Housed inside the O’Connor Gallery right now is an art exhibit designed to excite most of the five senses and challenge our perception of the world. The combined efforts of three artists, Erica Grimm, Tracie Stewart, and Sheinagh Anderson, Grief Work/Hope Work: Connecting Ecology, Science and Art touches people on a personal level.
Spanning across many media, the exhibit features a series of drawings, paintings, artist books, maguettes, sculptures, and soundscapes that are all used to draw analogies between the human body and bodies of water and beg the important questions about climate change.
With a fluid-like flow, the exhibit predominately uses boat metaphors to encourage patrons to reflect on what it means to be a human being in today’s current day and age, and to explore the radical interconnections between people and their ecological issues.

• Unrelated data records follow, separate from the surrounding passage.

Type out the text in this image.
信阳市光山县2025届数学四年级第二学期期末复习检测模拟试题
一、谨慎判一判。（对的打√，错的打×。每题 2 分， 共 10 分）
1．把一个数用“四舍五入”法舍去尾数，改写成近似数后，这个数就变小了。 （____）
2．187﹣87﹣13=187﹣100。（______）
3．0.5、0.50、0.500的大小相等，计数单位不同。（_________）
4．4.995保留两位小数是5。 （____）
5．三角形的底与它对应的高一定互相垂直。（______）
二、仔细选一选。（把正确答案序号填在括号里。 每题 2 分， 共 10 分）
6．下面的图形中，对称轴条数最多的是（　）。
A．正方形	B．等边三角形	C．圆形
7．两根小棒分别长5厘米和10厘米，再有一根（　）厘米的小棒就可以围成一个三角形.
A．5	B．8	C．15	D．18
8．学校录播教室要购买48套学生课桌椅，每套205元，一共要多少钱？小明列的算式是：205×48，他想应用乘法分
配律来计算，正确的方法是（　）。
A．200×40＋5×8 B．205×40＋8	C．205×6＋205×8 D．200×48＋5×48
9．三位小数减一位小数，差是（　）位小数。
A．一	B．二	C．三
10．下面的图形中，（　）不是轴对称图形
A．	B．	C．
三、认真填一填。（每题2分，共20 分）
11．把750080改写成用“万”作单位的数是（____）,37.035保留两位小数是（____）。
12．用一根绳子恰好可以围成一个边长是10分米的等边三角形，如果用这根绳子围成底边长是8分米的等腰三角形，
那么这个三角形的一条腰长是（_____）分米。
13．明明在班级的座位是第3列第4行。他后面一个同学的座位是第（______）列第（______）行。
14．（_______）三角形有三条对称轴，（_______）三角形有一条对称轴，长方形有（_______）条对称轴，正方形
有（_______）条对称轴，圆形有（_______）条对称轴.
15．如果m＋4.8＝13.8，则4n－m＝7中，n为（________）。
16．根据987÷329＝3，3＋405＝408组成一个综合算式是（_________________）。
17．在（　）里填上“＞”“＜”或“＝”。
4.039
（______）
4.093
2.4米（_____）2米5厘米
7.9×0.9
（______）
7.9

Collectively, the exhibit attempts to follow the lines between ethics, aesthetics, ecology, community, science, and art, all while asking spectators to consider a new intimacy with the earth that takes into consideration the complexities that affect all life on the planet.
With a focus on the intertwined nature of life and the power of creativity, replica coracles—the most ancient boat construction known—are used to entice exhibit attendees to consider how humanity will manage the urgent environmental problems facing the global community, and to ask how is it possible to stay afloat during a wicked storm?
Admission to Grief Work/Hope Work: Connecting Ecology, Science and Art is free, and the gallery is open every Wednesday to Saturday, from 12:00 – 5:00 p.m. The exhibit itself runs until August 3, 2018.